Some services returning 503s in US region

Incident Report for Render

Postmortem

Postmortem・503 errors in Oregon・2020-12-06

Between 13:34 and 17:33 PST on Sunday December 6 2020, many Render services returned 503 errors at an elevated rate. We are very sorry for the impact this had on our customers and their businesses.

We have since made improvements to our platform that would have prevented this incident and will make similar incidents less likely going forward. We are actively working on additional improvements: reliability is and always will be a top priority for Render.

What Happened

At 13:34 PST, a customer API hosted in our Oregon region started holding onto incoming requests until they timed out with an error.
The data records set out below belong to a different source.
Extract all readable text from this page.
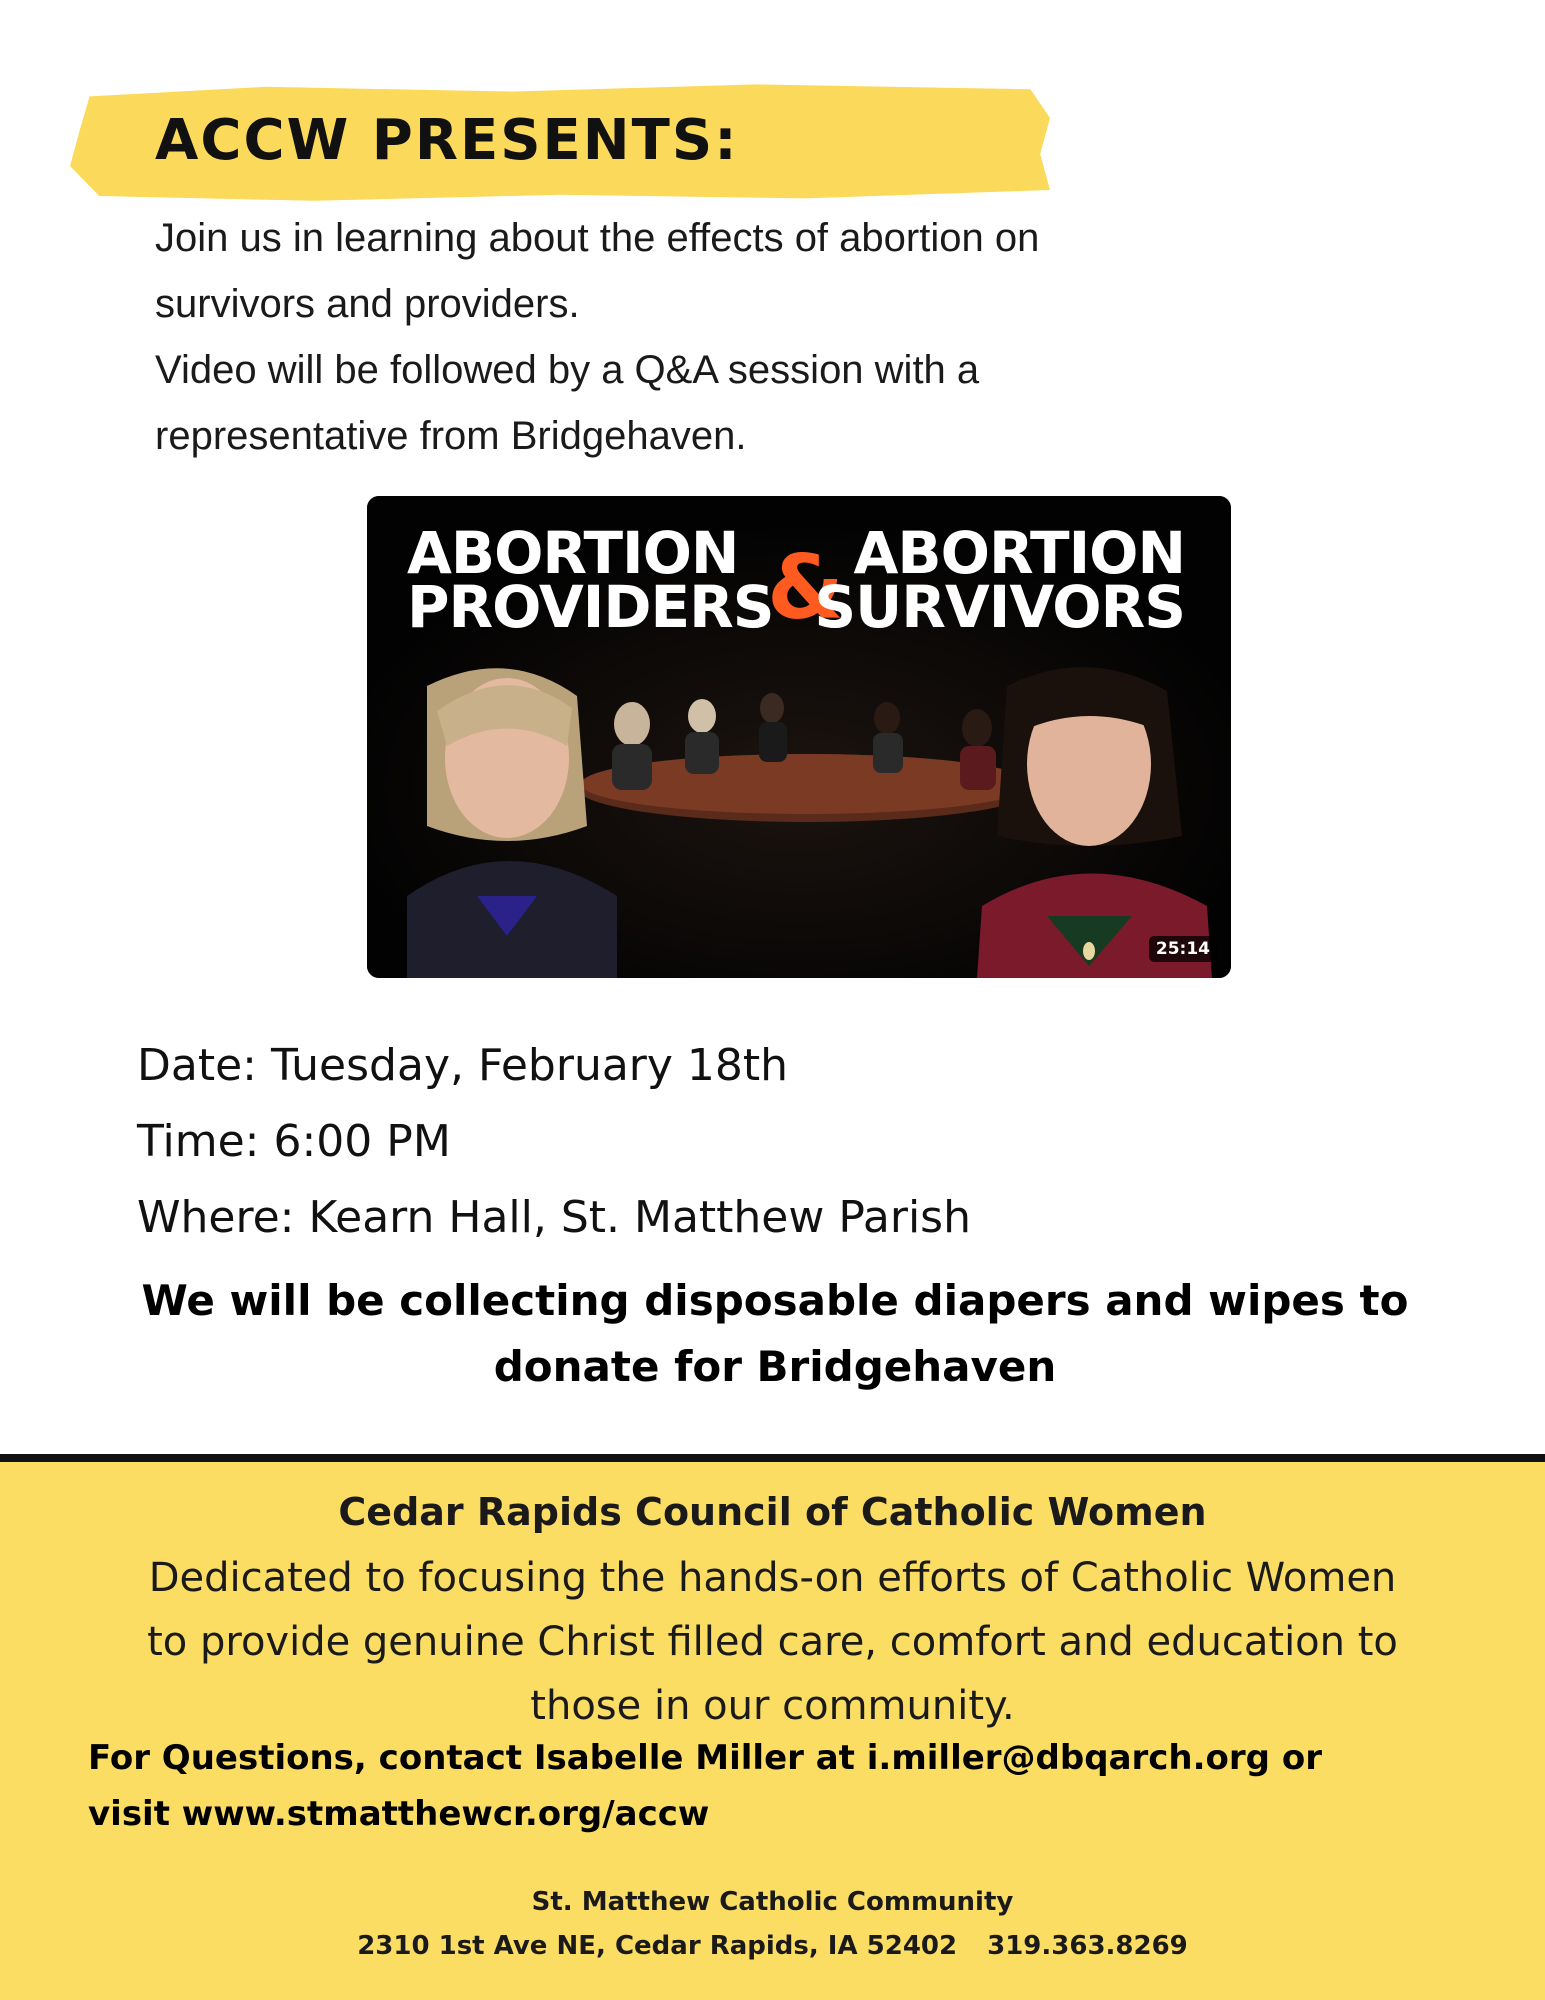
ACCW PRESENTS:

Join us in learning about the effects of abortion on

survivors and providers.

Video will be followed by a Q&A session with a

representative from Bridgehaven.

ABORTION
PROVIDERS
& ABORTION
SURVIVORS
25:14
Date: Tuesday, February 18th
Time: 6:00 PM
Where: Kearn Hall, St. Matthew Parish
We will be collecting disposable diapers and wipes to
donate for Bridgehaven
Cedar Rapids Council of Catholic Women
Dedicated to focusing the hands-on efforts of Catholic Women
to provide genuine Christ filled care, comfort and education to
those in our community.
For Questions, contact Isabelle Miller at i.miller@dbqarch.org or
visit www.stmatthewcr.org/accw
St. Matthew Catholic Community
2310 1st Ave NE, Cedar Rapids, IA 52402 319.363.8269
The load balancing algorithm that manages HTTP requests across our platform is designed to handle this failure mode by rejecting traffic to the failing service. This prevents TCP connection exhaustion which can affect other services on a given load balancer. The service in question had one of the highest rates of incoming requests in the Oregon region, and its failure exposed a bug in the load balancing algorithm that led to intermittent rejection of requests made to other services as well. These requests were rejected with a 503 (Service Unavailable) response.

Our monitoring system immediately notified us of the issue and we took steps to mitigate the impact until the root cause was identified and fixed.

Why It Won't Happen Again

A fix has been rolled out across all our load balancers to prevent incidents like this from happening again. We are working on additional mechanisms to increase isolation between services in Render's routing and load balancing layers. We are also increasing test coverage for our load balancing code, and introducing additional synthetic failure states in our continuous integration test suites to increase platform resilience during unexpected events.

Our team holds itself to the highest standards when it comes to reliability. We know we failed to meet that standard in this case, and let you down. Still, we firmly believe that we will meet it going forward with these changes in place and renewed focus on chaos engineering. We are grateful for your continued trust in us.

If you have questions, concerns, or comments related to this incident, please reach out to us at support@render.com

Posted Dec 09, 2020 - 18:32 UTC

Resolved

This incident has been resolved. Please notify us if you experience an increased rate of service issues.

Posted Dec 07, 2020 - 02:19 UTC

Monitoring

A fix has been implemented and we're monitoring the results.

Posted Dec 07, 2020 - 01:53 UTC

Identified

Connectivity error rates have risen again. We are continuing to investigate.

Posted Dec 07, 2020 - 00:59 UTC

Monitoring

We have resolved the apparent issue with our upstream load balancers and connectivity issues seem to be resolved. We are continuing to monitor the incident.

Posted Dec 06, 2020 - 23:58 UTC

Identified

We have identified that some of our upstream load balancers are having trouble connecting to the rest our infrastructure.

Posted Dec 06, 2020 - 23:40 UTC

Investigating

We are currently investigating this issue.

Posted Dec 06, 2020 - 21:57 UTC

This incident affected: Render Dashboard.